Mr Hurst seeks to put his reliance on equity in a rather different way. He says that the effect of the provisions of this agreement are penal. What he really means by that is that (and I put it perhaps rather crudely) it just seems very unfair that, having failed to pay £40,000, he should lose the right to have these 100 shares, and that Harold Crampton Jun should now have the 400 shares. In my view, his argument about penalty is totally misplaced. This was a commercial bargain for the settlement of this dispute under which, if the terms of the bargain were kept to, he would receive 100 shares, and Harold Crampton Jun would get the 300 shares. But if the bargain was not kept to, Mr Hurst would not have the 100 shares and Harold Crampton Jun would have 400 shares. As it seems to me, there is no prospect of persuading the Court of Appeal that equity would intervene on the basis that these provisions are penal.

21.

That leaves a final point in relation to the order that the judge actually made. The judge ordered specific performance of Mr Hurst's obligation under paragraph 8(3), and that term was a term under which Mr Hurst undertook that he would not object to or delay, and would procure that no other member of the company objects to or delays all of the issue of the shares being vested for nil consideration in Harold Crampton Jun.
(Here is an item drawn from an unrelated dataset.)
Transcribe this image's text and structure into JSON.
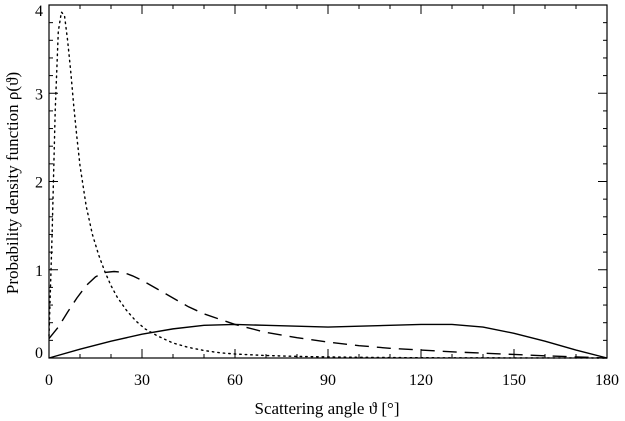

One notes that it was not that he would use best endeavours, reasonable endeavours or anything of that sort; it was that he will procure, and that is a bargain that he was able to enter into on 19 February, at which time he was confident that the extended members of the family that were on his side, would raise no objections and would allow the 400 shares to go to Harold Crampton Jr. Mr Hurst tells us that he argued before the judge, that the judge should not make orders which required him to procure third parties to do things, without evidence that the third parties would do what he would procure. As it seems to me that is putting the matter the wrong way round. There is no reason why the judge should not take the view that Mr Hurst would not have entered into this bargain unless he could procure what he said he could procure. Unless there was evidence that the circumstances had changed since the agreement had been made, which might affect whether an order for specific performance should be made, then the judge was entitled to make his order.

22.

It is right to say that Mr Hurst has sought in affidavits before us to suggest that circumstances have changed since the judge made the order. This judgment is already over-lengthy and it seems to me not right to go into the details of that because there are contentions on both sides as to exactly what it is that has happened since. All I need to say is that, if the circumstances have changed so that the order that the judge made is now one that cannot be complied with, then the right Tribunal to take that before is the judge himself, and Mr Hurst can make an application to the judge explaining how it is that the circumstances have changed.

23.

What all that leads to is that, in my judgment, Mr Hurst has not demonstrated that there is any reasonable prospect of persuading the Court of Appeal to reverse the decision of the judge on any matter. It follows that there is no basis on which any stay should be ordered, and in those circumstances, I would dismiss this application.

24.

LORD JUSTICE CHADWICK: I agree.

Order: application dismissed. No order for costs against Brabners. Harold Crampton Junior's costs assessed at £7,500, to be paid within 28 days.